31. Quelque temps après, les autres vierges arrivèrent aussi et se mirent à dire : Seigneur, Seigneur, ouvrez-nous! — Voyez qu'elles ne sont pas de celles qui n'ont point de soin de bien faire, ou qui négligent entièrement leur salut. Ce sont des vierges séparées des sens et des plaisirs; il n'est pas dit qu'elles souillent leur chasteté; elles ont des lampes, elles dorment à la vérité, et ne sont pas sans beaucoup de langueur, mais enfin elles s'éveillent; elles vont avec diligence acheter de l'huile, elles font imparfaitement quelques bonnes œuvres, enfin elles accourent et avancent jusqu'à la porte; elles frappent même et disent: Seigneur, Seigneur! Mais tous ceux qui m'appellent Seigneur, Seigneur! n'entreront pas pour cela dans le royaume des cieux. Je ne trouve pas les œuvres pleines devant mon Dieu. La pénitence tardive frappe vainement, parce qu'elle n'est pas pleine ni sincère. Viendra le temps qu'encore qu'on frappe on n'entrera point. C'est ce que disait saint Jacques Vous demandez, et n'obtenez pas, parce que vous demandez mal. Ce qui arrive à ceux qui demandent la prolongation de leurs jours, non pour faire pénitence, mais pour les employer à leurs convoitises. Vient enfin le dernier moment, et les hommes croient qu'on demande bien; mais celui qui sonde les cœurs, sait le contraire, et il vous renvoie avec les hypocrites et les infidèles, où il y aura des pleurs, et un cruel grincement de dents. (BOSSUET.)

32. Mais l'époux leur répondit : Je vous le dis en vérité, je ne vous

connais point. C'est la vérité éternelle qui vous parle, et qui se prend elle-même à témoin. Vos flatteurs vous promettent tout; mais moi, je vous tiens un autre langage.

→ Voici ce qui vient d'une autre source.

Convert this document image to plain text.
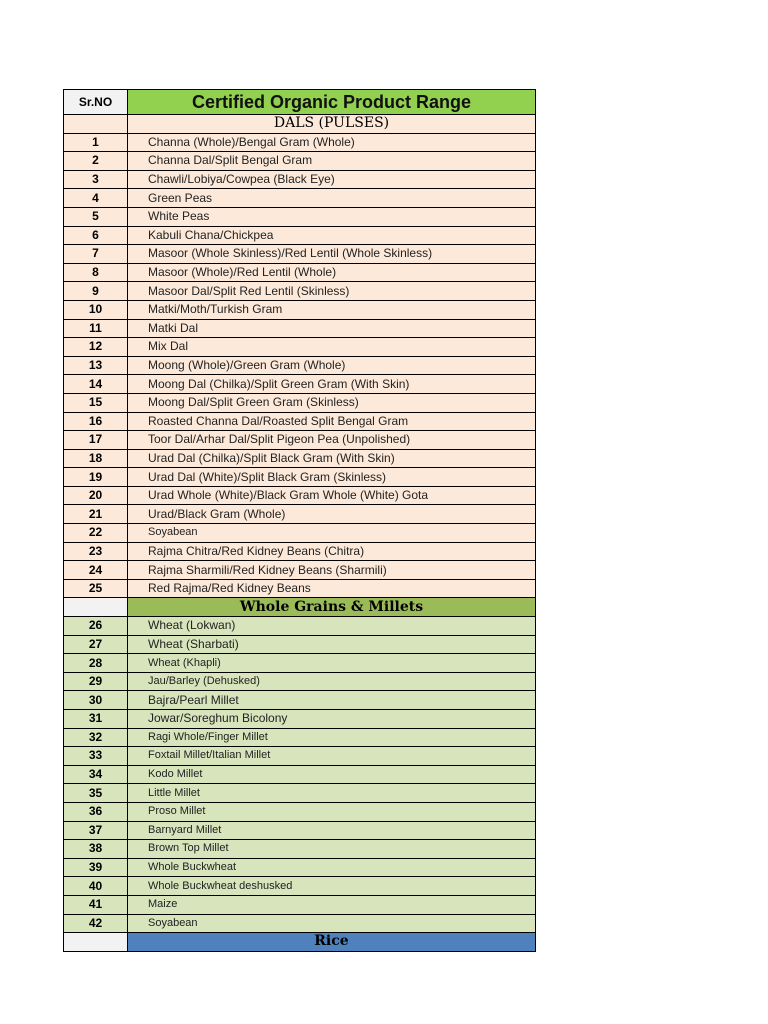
Sr.NO	Certified Organic Product Range
	DALS (PULSES)
1	Channa (Whole)/Bengal Gram (Whole)
2	Channa Dal/Split Bengal Gram
3	Chawli/Lobiya/Cowpea (Black Eye)
4	Green Peas
5	White Peas
6	Kabuli Chana/Chickpea
7	Masoor (Whole Skinless)/Red Lentil (Whole Skinless)
8	Masoor (Whole)/Red Lentil (Whole)
9	Masoor Dal/Split Red Lentil (Skinless)
10	Matki/Moth/Turkish Gram
11	Matki Dal
12	Mix Dal
13	Moong (Whole)/Green Gram (Whole)
14	Moong Dal (Chilka)/Split Green Gram (With Skin)
15	Moong Dal/Split Green Gram (Skinless)
16	Roasted Channa Dal/Roasted Split Bengal Gram
17	Toor Dal/Arhar Dal/Split Pigeon Pea (Unpolished)
18	Urad Dal (Chilka)/Split Black Gram (With Skin)
19	Urad Dal (White)/Split Black Gram (Skinless)
20	Urad Whole (White)/Black Gram Whole (White) Gota
21	Urad/Black Gram (Whole)
22	Soyabean
23	Rajma Chitra/Red Kidney Beans (Chitra)
24	Rajma Sharmili/Red Kidney Beans (Sharmili)
25	Red Rajma/Red Kidney Beans
	Whole Grains & Millets
26	Wheat (Lokwan)
27	Wheat (Sharbati)
28	Wheat (Khapli)
29	Jau/Barley (Dehusked)
30	Bajra/Pearl Millet
31	Jowar/Soreghum Bicolony
32	Ragi Whole/Finger Millet
33	Foxtail Millet/Italian Millet
34	Kodo Millet
35	Little Millet
36	Proso Millet
37	Barnyard Millet
38	Brown Top Millet
39	Whole Buckwheat
40	Whole Buckwheat deshusked
41	Maize
42	Soyabean
	Rice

Et quel langage? Je ne vous connais pas. Malgré vos bons désirs, vos volontés imparfaites, vos commencements de vertu, je ne connnais en vous ni mon image que j'avais formée, ni le caractère de chrétien, ni celui d'homme raisonnable, ni rien enfin de solide, ni de véritable. Allez, je ne vous connais point. Vous n'êtes donc pas de mes brebis; car je connais mes brebis, et je leur donne la vie éternelle. Vous n'avez donc rien à prétendre, vous que je ne connais pas. Oh! que me serviront tant d'amis, tant de connaissances! Tout le monde, toutes les cours vous louent, vous connaissent; vous avez de grandes entrées partout, mais que vous sert tout cela, si Jésus-Christ ne vous connaît pas? Cherchez pourquoi Jésus-Christ ne connaît pas ceux qui semblent le connaître si bien, et l'appellent deux fois, Seigneur, Seigneur. C'est que celui qui dit qu'il le connaît, et ne garde pas ses commandements, est un menteur. Mais il en garde une partie. Je ne vous connais pas; soyez parfait comme votre Père céleste est parfait, autrement il ne vous connaît pas. (BOSSUET.)

ÉLÉVATION.

Mon Sauveur! il est si doux et si consolant de penser à vous, comme à un père plein de tendresse et d'indulgence, qu'il est à craindre que souvent nous oubliions qu'à côté de cette immense miséricorde, qui est un de vos plus touchants attributs, il y a votre justice qui doit être satisfaite. Nous ne faisons pas assez d'attention à cette paternelle prévoyance par laquelle, à chaque page de votre Évangile, vous nous rappelez cette vérité terrible dont les affaires, les plaisirs, les distractions de chaque jour, détournent notre cœur et notre pensée. Nous nous rassurons, parce que nous ne nous croyons pas au nombre des plus mauvais, parce qu'à certaines heures nous vous adressons quelques prières, que nous observons la lettre de la loi; mais avons-nous cet esprit qui vivifie les actions de l'homme, et leur fait produire des fruits pour l'éternité? Songeons enfin à nos seuls véritables intérêts pendant qu'il en est encore temps; écoutons cette voix divine qui nous presse de nous faire précéder au pied de son trône redoutable par des œuvres qui, nous rendant agréables à ses yeux, nous méritent d'être reçus dans la bergerie du Père de famille, à côté de ceux que leur innocence ou leur repentir à fait placer au sein de la gloire. Amen.